A survey carried out on behalf of Hitachi Data Systems has shown up some rather careless attitudes to data management in the region.

A survey carried out on behalf of Hitachi Data Systems has shown up some rather careless attitudes to data management in the region. The study showed that around three quarters of companies surveyed in the region had no clear policy on protecting data stored on mobile devices.

A bit worrying maybe, but perhaps not too surprising - managing data once it's out on the mobile edge is a huge challenge. Even synchronizing data is time consuming, and given that many people use their personal mobile phone for work, even a simple SMS message can be a danger to corporate data integrity. Short of a complete separation of work and personal devices - and do you really want to travel with two phones, two laptops etc - it's very difficult to really safeguard data once it has been moved out of the office.
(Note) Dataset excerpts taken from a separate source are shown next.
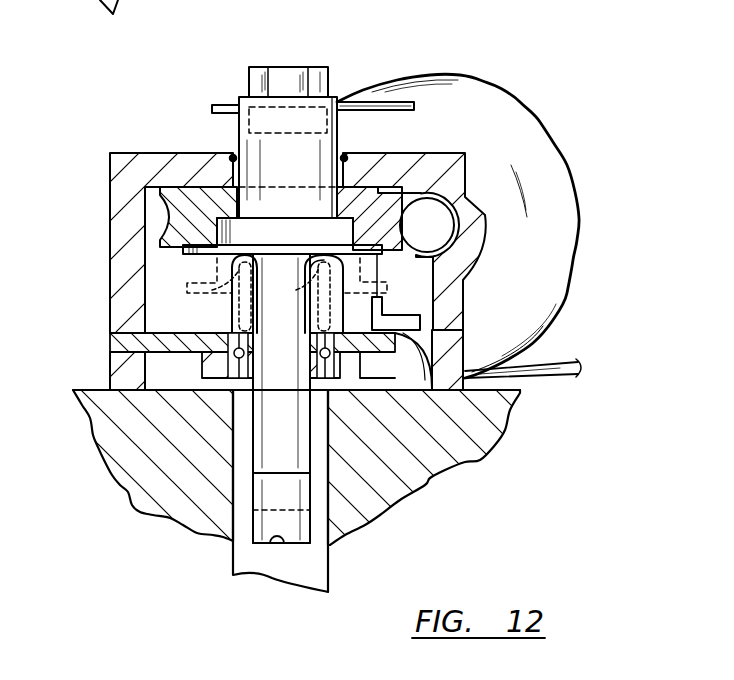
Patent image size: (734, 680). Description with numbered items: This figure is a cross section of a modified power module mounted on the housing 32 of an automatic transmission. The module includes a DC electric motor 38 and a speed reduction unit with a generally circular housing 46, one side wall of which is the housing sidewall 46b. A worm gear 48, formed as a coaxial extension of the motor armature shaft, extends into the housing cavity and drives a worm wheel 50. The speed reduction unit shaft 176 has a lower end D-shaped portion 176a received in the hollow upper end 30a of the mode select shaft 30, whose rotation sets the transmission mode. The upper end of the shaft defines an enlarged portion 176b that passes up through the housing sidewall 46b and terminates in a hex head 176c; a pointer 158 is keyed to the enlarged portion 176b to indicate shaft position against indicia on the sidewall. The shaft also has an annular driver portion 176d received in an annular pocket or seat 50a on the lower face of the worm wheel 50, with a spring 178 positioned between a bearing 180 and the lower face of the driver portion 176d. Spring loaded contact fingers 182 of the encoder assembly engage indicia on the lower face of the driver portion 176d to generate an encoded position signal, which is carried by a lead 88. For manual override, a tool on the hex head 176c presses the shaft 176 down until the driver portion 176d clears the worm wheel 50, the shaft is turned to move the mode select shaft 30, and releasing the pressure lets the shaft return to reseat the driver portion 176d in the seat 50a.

The mode select shaft 30 is at (230, 555).
The hollow upper end of mode select shaft 30a is at (276, 547).
The housing of the transmission 32 is at (409, 472).
The DC electric motor 38 is at (545, 120).
The circular housing 46 is at (106, 286).
The housing sidewall 46b is at (427, 153).
The worm gear 48 is at (440, 232).
The worm wheel 50 is at (187, 213).
The annular pocket or seat 50a is at (333, 230).
The lead 88 is at (563, 367).
The pointer 158 is at (408, 102).
The speed reduction unit shaft 176 is at (278, 294).
The lower end D-shaped portion 176a is at (280, 450).
The enlarged portion 176b is at (237, 117).
The hex head 176c is at (318, 67).
The annular driver portion 176d is at (210, 257).
The spring 178 is at (232, 331).
The bearing 180 is at (247, 363).
The spring loaded contact fingers 182 is at (378, 270).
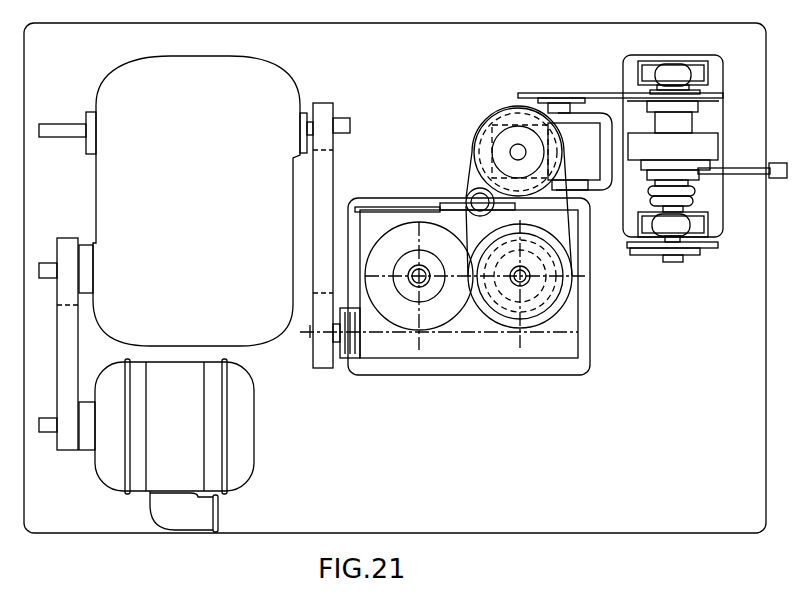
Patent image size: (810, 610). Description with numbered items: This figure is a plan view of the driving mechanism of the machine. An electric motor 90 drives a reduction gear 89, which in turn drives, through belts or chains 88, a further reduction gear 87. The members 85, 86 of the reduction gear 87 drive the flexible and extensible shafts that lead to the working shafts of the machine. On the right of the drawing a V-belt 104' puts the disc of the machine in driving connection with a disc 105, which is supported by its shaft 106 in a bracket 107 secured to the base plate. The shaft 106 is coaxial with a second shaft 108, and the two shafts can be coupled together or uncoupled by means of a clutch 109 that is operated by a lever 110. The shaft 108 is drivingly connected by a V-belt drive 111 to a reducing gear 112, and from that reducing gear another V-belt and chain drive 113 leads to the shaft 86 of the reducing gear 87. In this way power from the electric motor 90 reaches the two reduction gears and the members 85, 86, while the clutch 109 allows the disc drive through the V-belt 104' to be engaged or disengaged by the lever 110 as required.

The driving member 85 is at (423, 272).
The driving member 86 is at (513, 285).
The reduction gear 87 is at (397, 352).
The belts or chains 88 is at (325, 175).
The reduction gear 89 is at (282, 80).
The electric motor 90 is at (247, 430).
The V-belt 104' is at (694, 257).
The disc 105 is at (652, 254).
The shaft 106 is at (675, 248).
The bracket 107 is at (715, 212).
The second shaft 108 is at (690, 123).
The clutch 109 is at (707, 146).
The lever 110 is at (778, 178).
The V-belt drive 111 is at (627, 93).
The reducing gear 112 is at (600, 185).
The V-belt and chain drive 113 is at (470, 178).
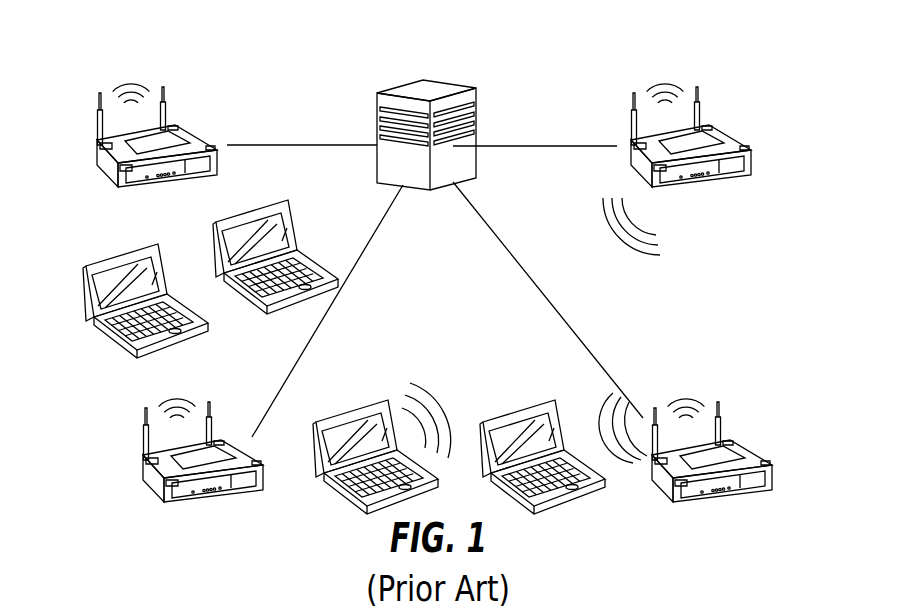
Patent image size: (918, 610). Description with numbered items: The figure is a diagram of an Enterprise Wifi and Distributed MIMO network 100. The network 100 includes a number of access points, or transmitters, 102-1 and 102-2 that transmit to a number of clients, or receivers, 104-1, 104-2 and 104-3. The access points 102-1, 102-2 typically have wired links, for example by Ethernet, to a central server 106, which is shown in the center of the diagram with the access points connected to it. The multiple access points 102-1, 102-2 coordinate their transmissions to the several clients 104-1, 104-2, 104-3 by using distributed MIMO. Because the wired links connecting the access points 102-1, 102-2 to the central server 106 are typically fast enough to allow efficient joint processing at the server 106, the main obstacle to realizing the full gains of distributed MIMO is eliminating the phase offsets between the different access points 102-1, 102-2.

The network 100 is at (217, 53).
The access point 102-1 is at (112, 165).
The access point 102-2 is at (707, 175).
The client 104-1 is at (152, 480).
The client 104-2 is at (172, 340).
The client 104-3 is at (513, 412).
The central server 106 is at (402, 90).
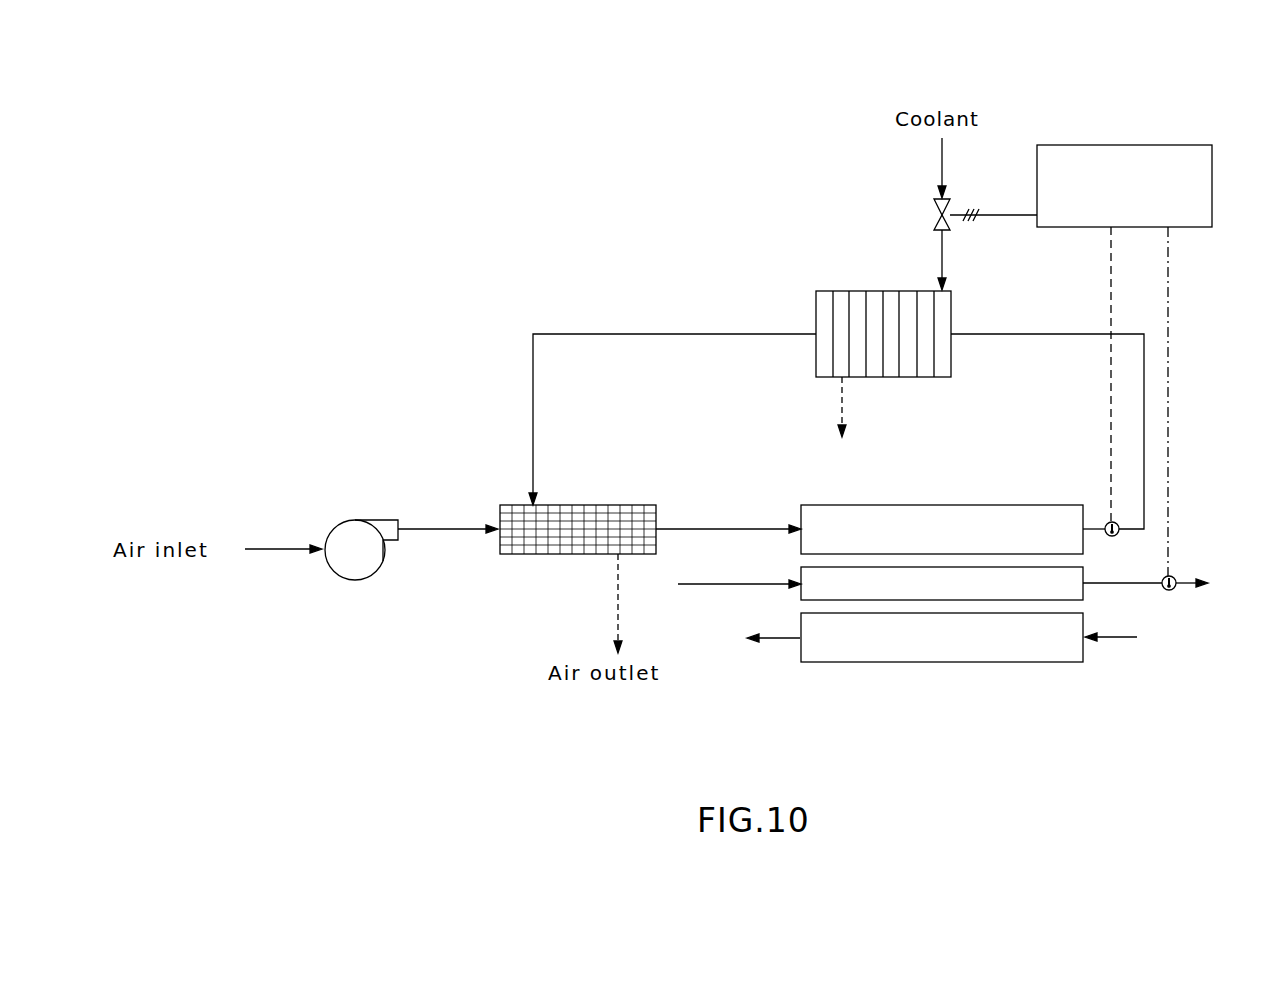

More worrying, however, was the fact that 36% of respondents estimated that anywhere from one tenth to one quarter of their total corporate storage capacity was being used to store non-corporate data. Only 16% of companies had policies or planned to put them in place to regulate this use of corporate assets.

While the survey was just a small sample of 50 anonymous IT decision makers, they represented companies with 250 - 1,000 plus employees. And even taking the figure of 10-25% of storage used for non-business means as a very ballpark figure, and including the large reservoirs of storage that exist in simple desktop hard drives, why would 84% of IT managers freely admit that they had no plans to try and control what their end users are stuffing into their networks?

The nature of the material being stored should be concern enough, given that inappropriate content can potentially cause embarrassment, legal action and material harm to a company. Proper usage guidelines are easily available online, and any company that doesn't at least set staff boundaries is asking for trouble. But the content need not be inappropriate for it to become a problem.

Storage is getting cheaper, but volumes of data are increasing exponentially. For some cash-flushed companies, it may be an acceptable cost to lose 10% of their storage capacity to non-corporate data, but particularly given the amount of data stored in email systems, what happens when you need to sort the wheat from the chaff in your data?

At present, standards of discovery and compliance are not important to every company in this region, but those standards are more than likely going to impact on any company that does business on an international basis, or wants to attract international business. Meeting standards means being able to manage data properly - and failing to control what data is getting put into your network in the first place can only make for a bigger mess to manage once the CEO does decide it's time to get compliant.